KPU Usulkan Perppu Baru Pilkada, Atur Larangan Kerumunan Massa saat Kampanye

"Iya (lewat Perppu), salah satu alternatif dengan menambah larangan kampanye yang mengakibatkan kerumunan serta dalam pemungutan dan penghitungan suara," kata Viryan

Muhammad Genantan Saputra
KPU Usulkan Perppu Baru Pilkada, Atur Larangan Kerumunan Massa saat Kampanye
Gedung KPU. Merdeka.com/Dwi Narwoko

Komisioner Komisi Pemilihan Umum (KPU), Viryan Aziz usul pemerintah membuat peraturan pemerintah pengganti undang-undang (Perppu) tentang pelaksanaan Pilkada Serentak 2020 di tengah pandemi Covid-19. Perppu itu bisa mengatur larangan serta sanksi terhadap pelanggaran protokol kesehatan pada masa kampanye.

"Iya (lewat Perppu), salah satu alternatif dengan menambah larangan kampanye yang mengakibatkan kerumunan serta dalam pemungutan dan penghitungan suara," kata Viryan kepada wartawan, Jumat (18/9).

Menurutnya, tidak cukup bila mengandalkan himbauan dan pakta integritas untuk patuh terhadap protokol kesehatan.
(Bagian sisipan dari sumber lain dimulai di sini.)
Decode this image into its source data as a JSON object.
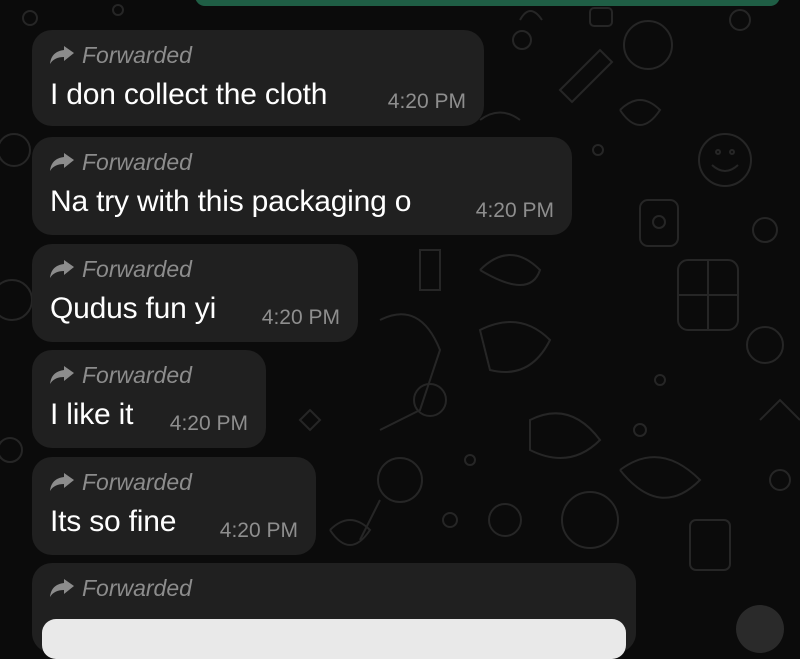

Tetapi, ada larangan yang disertai sanksi. Dia bilang, fenomena ratusan ribu orang berkerumun selama masa kampanye menjadi lampu merah.

"Adaptasi tidak mudah dan perlu mengatur secara ketat serta adanya sanksi," kata Viryan.

Dirinya juga menyinggung soal konser musik saat masa kampanye. Viryan mengatakan, konser musik bisa dilakukan secara daring.

"Prinsip utamanya, sedapat mungkin dilakukan secara daring dan melarang semua yang berpotensi membuat kerumunan. Misalnya, konser daring seperti Didi Kompot kan bisa," tandasnya.